Y así vemos a curas que se dedican casi exclusivamente a la celebración de los sacramentos, hecha de prisa y muchas veces sin gente, solamente con los que solicitan el servicio. Se paga y ya. Curas que celebran hasta 10 o más misas diarias, como tiroteo de metralleta.
En las misas del domingo, en algunos lugares hay hasta 30 o más intenciones en cada misa y cada una con su respectiva cuota. A veces se leen estas intenciones hasta tres veces durante la misa, restando tiempo a todo lo demás.
Hay lugares en que, con ocasión de la fiesta de San Judas Tadeo, se venden botellitas de agua bendita a setenta pesos cada una, siendo el precio real de unos tres pesos. También se venden imágenes «milagrosas» e imágenes o pedazos de tela, que tocaron la reliquia de tal o cual santo.
«Es lo que le gusta a la gente», es la justificación de muchos. Claro, es la ley de la demanda y la oferta. Se hace lo que pide el cliente y no lo que realmente sirve para el bien espiritual del pueblo. Díganme si esto no es simonía pura.
Por lo que se refiere a las misas, ¿creen que se trata de un auténtico celo apostólico? Entonces, quítenles la recompensa económica y veremos si siguen con el mismo entusiasmo y el mismo ritmo de trabajo.
Cambiar el sistema
Es lo que necesitamos hacer con urgencia, si queremos salir del estado de estancamiento en que nos encontramos. Que la economía no dependa de los sacramentos. ¿Cómo vivir, entonces? Que cada católico practicante se comprometa a dar para el culto una aportación económica mensual y con eso tiene derecho a todos los servicios espirituales, sin ningún otro tipo de tarifa.
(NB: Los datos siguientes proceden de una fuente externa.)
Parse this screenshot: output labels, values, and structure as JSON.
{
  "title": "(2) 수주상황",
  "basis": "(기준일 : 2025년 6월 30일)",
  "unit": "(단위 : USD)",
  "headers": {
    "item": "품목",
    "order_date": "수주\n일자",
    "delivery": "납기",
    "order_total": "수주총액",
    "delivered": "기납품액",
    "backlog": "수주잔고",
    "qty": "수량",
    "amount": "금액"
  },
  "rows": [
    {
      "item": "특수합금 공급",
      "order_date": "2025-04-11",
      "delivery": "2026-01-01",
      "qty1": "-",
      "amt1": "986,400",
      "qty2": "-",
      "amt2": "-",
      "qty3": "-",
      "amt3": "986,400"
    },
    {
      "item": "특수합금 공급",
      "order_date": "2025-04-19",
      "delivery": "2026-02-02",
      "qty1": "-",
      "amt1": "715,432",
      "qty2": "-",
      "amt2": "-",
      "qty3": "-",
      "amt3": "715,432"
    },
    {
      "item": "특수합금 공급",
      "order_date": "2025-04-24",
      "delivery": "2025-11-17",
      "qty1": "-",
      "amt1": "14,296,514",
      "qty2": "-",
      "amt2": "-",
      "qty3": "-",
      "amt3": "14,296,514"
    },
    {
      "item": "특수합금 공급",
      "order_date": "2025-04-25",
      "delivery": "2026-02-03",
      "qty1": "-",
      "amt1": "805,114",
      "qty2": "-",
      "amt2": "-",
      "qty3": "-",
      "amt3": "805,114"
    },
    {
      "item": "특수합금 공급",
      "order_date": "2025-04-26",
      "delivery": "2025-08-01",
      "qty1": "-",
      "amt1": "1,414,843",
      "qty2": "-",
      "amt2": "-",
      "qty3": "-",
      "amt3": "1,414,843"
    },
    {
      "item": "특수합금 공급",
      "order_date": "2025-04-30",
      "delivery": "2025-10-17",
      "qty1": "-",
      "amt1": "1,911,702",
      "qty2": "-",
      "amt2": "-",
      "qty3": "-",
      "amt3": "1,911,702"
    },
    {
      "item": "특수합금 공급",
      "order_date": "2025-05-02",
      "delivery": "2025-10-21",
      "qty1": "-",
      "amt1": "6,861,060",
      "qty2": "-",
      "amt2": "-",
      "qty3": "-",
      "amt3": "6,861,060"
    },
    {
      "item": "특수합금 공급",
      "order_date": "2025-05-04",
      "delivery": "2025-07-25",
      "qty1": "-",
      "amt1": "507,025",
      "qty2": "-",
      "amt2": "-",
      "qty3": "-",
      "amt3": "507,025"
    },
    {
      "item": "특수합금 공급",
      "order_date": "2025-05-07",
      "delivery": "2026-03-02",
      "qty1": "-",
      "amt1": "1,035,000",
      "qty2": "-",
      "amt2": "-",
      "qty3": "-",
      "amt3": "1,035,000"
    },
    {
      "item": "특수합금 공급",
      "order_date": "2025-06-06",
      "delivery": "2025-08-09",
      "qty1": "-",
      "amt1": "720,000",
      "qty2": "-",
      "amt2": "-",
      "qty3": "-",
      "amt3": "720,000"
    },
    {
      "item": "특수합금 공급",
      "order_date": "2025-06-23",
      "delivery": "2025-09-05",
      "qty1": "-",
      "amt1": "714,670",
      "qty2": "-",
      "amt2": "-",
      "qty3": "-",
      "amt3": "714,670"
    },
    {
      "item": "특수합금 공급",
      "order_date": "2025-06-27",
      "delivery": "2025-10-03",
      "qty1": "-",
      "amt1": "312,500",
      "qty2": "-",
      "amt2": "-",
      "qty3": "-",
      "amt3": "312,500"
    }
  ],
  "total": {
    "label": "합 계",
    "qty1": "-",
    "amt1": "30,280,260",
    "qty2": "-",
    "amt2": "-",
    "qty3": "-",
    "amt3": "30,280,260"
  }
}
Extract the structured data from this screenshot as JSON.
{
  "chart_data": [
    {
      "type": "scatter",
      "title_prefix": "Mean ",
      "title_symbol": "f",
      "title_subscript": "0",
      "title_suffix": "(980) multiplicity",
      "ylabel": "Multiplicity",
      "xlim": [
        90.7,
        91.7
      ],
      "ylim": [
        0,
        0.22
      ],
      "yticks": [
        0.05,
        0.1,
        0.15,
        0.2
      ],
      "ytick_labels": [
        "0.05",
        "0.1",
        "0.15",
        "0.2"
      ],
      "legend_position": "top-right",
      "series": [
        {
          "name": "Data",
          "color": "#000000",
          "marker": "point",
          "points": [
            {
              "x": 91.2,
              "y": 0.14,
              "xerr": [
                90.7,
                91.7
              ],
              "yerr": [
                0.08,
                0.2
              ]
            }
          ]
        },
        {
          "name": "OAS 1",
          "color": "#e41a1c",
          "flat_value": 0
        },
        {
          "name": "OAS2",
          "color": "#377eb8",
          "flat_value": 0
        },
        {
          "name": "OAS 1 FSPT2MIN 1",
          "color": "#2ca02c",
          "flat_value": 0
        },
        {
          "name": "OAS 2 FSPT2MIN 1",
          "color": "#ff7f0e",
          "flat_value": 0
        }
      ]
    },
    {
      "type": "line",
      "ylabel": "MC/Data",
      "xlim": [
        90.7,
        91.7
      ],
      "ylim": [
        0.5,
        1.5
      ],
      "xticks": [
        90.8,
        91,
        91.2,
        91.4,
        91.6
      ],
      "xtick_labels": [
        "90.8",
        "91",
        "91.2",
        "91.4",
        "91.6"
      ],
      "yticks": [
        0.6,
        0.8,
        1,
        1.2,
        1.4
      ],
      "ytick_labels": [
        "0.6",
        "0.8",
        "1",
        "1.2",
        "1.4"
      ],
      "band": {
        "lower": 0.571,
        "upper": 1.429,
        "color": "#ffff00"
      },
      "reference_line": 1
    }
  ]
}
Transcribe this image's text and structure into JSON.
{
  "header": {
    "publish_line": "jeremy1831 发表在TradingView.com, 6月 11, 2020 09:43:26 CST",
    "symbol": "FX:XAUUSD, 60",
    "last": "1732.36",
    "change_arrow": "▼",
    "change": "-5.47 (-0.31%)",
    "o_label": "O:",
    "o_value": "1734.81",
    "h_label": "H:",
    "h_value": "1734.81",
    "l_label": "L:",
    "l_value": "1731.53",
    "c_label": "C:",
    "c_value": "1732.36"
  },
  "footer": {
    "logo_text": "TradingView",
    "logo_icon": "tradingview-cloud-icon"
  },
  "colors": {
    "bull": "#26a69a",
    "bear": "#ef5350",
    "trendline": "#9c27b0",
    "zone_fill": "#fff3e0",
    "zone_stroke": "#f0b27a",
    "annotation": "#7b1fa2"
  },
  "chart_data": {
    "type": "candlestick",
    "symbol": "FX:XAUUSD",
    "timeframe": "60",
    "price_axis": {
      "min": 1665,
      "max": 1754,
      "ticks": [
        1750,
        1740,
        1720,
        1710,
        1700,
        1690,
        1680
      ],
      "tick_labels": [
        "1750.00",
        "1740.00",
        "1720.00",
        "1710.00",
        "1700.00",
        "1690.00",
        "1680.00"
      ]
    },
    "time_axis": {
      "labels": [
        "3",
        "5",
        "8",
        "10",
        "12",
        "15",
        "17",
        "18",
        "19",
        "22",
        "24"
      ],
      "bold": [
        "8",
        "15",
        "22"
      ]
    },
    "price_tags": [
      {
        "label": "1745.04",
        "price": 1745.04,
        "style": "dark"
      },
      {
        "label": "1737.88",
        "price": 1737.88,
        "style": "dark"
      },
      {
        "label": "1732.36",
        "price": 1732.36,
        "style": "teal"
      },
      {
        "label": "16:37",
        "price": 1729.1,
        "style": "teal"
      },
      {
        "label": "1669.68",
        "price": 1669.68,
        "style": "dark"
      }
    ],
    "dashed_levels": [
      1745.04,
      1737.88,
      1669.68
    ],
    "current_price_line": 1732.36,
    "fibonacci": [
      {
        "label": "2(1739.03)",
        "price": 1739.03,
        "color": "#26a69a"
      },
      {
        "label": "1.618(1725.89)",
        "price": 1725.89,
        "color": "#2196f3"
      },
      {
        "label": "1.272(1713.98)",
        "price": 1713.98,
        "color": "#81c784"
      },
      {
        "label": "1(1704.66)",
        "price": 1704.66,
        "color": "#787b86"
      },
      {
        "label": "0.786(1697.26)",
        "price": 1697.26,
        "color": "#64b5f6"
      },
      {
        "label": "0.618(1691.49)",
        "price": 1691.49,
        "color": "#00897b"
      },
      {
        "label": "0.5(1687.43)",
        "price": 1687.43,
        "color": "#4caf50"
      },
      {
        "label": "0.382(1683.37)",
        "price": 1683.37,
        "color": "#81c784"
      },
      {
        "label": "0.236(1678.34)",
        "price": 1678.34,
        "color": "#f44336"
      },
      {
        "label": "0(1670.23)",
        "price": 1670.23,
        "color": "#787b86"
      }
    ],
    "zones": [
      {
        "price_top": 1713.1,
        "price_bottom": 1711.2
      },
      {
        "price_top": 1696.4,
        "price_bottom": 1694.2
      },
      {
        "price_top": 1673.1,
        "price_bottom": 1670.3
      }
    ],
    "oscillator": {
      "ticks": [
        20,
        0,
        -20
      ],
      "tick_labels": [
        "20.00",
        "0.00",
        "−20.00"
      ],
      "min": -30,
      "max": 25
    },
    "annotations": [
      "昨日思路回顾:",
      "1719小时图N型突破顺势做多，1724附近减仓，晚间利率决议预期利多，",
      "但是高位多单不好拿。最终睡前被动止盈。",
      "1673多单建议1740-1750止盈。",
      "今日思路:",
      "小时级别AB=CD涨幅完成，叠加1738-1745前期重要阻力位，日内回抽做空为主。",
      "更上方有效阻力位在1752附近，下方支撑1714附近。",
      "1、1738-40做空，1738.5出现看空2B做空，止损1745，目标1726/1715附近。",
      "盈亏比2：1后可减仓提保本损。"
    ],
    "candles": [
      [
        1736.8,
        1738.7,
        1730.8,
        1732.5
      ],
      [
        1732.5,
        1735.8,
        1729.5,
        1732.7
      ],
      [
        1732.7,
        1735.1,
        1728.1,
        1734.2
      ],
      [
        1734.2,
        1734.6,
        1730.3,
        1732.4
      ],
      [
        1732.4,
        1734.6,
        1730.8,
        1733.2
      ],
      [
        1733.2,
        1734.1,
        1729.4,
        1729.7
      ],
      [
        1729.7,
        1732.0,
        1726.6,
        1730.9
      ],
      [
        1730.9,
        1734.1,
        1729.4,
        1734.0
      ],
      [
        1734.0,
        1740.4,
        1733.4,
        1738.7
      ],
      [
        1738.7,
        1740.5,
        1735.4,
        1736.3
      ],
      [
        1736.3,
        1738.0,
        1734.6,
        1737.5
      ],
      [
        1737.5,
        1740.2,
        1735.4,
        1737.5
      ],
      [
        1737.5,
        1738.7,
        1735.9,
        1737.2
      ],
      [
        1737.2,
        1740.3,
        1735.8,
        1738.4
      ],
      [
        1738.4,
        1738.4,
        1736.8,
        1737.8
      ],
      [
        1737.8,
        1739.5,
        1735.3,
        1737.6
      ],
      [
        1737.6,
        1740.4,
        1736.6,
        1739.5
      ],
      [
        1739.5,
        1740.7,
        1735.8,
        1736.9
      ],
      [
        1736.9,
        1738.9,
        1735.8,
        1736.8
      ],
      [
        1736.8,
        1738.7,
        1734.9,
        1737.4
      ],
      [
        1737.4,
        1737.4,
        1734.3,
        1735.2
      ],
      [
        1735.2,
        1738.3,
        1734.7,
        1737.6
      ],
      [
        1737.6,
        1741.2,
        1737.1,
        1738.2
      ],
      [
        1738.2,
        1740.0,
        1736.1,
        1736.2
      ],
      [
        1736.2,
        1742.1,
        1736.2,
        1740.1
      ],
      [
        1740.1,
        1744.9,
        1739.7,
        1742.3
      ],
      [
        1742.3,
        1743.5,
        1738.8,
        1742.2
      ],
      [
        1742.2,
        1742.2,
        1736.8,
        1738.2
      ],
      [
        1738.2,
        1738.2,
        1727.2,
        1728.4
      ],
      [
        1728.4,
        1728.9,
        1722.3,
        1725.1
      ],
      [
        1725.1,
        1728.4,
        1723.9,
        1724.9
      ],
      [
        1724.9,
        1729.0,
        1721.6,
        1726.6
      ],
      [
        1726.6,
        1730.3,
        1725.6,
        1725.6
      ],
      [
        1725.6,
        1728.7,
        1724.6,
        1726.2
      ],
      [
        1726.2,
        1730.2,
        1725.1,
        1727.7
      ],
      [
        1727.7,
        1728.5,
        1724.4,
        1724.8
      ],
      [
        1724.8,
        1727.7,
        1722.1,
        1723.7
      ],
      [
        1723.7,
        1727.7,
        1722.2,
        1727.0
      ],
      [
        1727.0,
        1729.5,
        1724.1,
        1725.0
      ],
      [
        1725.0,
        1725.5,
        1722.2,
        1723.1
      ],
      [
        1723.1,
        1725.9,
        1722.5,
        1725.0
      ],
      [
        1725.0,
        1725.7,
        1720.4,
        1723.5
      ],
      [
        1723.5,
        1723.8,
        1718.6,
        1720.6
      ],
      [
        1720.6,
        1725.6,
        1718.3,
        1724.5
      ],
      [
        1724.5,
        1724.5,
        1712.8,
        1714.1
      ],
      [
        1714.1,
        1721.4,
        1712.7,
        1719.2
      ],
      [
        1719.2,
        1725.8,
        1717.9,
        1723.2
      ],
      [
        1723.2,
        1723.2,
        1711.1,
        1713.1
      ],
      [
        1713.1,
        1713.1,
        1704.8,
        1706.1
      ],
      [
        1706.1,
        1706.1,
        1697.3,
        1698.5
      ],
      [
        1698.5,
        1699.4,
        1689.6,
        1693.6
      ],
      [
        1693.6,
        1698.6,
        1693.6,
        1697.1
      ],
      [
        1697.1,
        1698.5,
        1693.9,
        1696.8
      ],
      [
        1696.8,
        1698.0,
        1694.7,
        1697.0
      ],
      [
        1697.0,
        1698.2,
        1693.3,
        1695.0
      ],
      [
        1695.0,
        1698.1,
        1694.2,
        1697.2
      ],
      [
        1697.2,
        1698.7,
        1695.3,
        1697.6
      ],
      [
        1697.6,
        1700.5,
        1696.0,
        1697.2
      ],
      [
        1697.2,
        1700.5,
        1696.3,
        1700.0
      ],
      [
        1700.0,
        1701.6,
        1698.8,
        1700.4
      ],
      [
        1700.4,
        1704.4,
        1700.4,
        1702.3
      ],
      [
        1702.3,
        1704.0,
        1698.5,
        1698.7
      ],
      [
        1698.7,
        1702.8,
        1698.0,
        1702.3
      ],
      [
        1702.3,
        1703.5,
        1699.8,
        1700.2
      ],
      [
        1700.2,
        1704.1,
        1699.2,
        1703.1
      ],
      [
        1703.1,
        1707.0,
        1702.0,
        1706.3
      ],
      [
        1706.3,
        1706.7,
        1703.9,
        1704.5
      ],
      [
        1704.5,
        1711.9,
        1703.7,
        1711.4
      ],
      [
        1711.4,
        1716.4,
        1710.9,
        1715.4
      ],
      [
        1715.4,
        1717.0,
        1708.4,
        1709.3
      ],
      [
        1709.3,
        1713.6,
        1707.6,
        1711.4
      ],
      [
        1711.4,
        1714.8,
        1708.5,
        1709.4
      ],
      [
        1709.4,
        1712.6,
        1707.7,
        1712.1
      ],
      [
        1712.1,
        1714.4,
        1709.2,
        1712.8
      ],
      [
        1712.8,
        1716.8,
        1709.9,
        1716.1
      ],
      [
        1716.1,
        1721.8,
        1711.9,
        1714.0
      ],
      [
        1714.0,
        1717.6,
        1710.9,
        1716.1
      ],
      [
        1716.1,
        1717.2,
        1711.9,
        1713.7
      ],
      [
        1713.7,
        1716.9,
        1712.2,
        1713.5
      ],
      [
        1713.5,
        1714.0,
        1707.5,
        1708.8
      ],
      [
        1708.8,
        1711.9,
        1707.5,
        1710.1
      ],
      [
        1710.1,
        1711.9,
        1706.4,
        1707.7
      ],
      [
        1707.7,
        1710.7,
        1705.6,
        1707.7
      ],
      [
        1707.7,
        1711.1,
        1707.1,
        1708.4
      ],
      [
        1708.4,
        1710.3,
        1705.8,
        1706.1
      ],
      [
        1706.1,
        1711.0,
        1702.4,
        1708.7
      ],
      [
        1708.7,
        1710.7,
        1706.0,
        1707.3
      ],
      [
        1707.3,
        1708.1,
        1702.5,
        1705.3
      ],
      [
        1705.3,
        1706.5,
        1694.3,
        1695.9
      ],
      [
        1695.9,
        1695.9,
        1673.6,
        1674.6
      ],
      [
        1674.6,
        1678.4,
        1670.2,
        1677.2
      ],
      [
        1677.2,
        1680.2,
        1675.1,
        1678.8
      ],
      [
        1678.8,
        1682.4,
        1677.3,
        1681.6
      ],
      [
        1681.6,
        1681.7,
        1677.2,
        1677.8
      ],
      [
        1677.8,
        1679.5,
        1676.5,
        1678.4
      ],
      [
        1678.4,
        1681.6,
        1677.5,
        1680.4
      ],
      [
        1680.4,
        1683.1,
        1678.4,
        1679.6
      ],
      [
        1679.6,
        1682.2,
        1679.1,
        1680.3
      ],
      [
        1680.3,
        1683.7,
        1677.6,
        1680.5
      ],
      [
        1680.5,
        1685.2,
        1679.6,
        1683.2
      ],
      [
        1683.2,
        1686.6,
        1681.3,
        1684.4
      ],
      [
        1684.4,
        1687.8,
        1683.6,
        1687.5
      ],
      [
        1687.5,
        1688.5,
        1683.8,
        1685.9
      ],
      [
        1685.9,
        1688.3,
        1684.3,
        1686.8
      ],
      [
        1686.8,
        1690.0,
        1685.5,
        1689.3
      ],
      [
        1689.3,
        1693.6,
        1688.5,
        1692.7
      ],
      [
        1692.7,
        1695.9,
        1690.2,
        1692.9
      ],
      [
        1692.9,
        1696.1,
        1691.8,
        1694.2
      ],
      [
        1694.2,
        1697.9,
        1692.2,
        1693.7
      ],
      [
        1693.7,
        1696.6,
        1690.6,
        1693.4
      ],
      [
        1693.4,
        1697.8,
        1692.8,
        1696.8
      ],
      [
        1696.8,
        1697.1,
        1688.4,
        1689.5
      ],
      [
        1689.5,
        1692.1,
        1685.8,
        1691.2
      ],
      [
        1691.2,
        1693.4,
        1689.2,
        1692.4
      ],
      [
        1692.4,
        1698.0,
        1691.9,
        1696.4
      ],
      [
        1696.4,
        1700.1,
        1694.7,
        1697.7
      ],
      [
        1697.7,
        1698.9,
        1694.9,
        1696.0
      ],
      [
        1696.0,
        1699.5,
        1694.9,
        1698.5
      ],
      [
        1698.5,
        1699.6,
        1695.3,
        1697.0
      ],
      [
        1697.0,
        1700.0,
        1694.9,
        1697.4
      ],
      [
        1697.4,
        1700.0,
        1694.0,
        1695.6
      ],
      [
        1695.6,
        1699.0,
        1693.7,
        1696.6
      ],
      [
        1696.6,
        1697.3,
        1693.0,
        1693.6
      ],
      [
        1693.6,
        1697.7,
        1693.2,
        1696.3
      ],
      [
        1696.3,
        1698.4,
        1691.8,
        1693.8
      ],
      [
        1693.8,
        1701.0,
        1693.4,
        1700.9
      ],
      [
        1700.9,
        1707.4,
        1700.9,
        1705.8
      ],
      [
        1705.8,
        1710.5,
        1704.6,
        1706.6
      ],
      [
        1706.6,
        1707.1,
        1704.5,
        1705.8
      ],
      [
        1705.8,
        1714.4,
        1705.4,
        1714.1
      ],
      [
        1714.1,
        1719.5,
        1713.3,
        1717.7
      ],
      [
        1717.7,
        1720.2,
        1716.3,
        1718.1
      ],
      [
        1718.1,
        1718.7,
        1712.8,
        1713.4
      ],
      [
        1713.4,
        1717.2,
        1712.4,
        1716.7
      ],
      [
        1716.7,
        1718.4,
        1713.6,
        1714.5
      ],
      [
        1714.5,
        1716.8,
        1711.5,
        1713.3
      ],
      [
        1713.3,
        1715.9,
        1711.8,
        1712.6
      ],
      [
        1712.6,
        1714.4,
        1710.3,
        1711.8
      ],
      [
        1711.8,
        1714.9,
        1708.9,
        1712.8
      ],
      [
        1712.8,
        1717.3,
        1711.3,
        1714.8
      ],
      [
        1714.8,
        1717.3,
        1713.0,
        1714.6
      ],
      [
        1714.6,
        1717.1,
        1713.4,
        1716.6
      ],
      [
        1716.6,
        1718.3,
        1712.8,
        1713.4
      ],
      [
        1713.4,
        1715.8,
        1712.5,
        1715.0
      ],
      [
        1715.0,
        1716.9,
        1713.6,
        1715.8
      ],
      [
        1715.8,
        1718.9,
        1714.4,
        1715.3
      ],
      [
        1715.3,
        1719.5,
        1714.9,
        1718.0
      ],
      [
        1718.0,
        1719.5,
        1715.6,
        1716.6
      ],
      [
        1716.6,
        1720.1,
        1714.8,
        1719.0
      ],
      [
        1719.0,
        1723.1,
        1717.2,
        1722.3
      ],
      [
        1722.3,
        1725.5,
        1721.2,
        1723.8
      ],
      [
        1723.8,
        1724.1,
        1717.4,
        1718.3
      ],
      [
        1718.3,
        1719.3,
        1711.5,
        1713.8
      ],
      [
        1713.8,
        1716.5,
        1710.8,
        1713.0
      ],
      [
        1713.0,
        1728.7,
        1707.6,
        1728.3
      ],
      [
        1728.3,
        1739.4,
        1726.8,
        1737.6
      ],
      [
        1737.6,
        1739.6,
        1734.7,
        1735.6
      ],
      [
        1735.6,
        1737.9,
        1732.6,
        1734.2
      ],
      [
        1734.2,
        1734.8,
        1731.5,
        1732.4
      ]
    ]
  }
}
¿Y para los que no practican? Nada de sacramentos, ni con dinero ni sin dinero, hasta que no se decidan a volverse practicantes. Haciendo esto, ya se verían las cosas con más claridad, no habiendo de por medio ningún interés de tipo económico. Habría más tiempo para la enseñanza y el pastoreo y fácilmente se admitirían a los diáconos permanentes y a tantos otros ministros más, proporcionando una mejor atención pastoral a los feligreses.
¿Imposible? «Para Dios nada es imposible» (Lc 1, 37). Todo es cuestión de empezar a ventilar el asunto y buscarle una solución. O seguiremos en picada.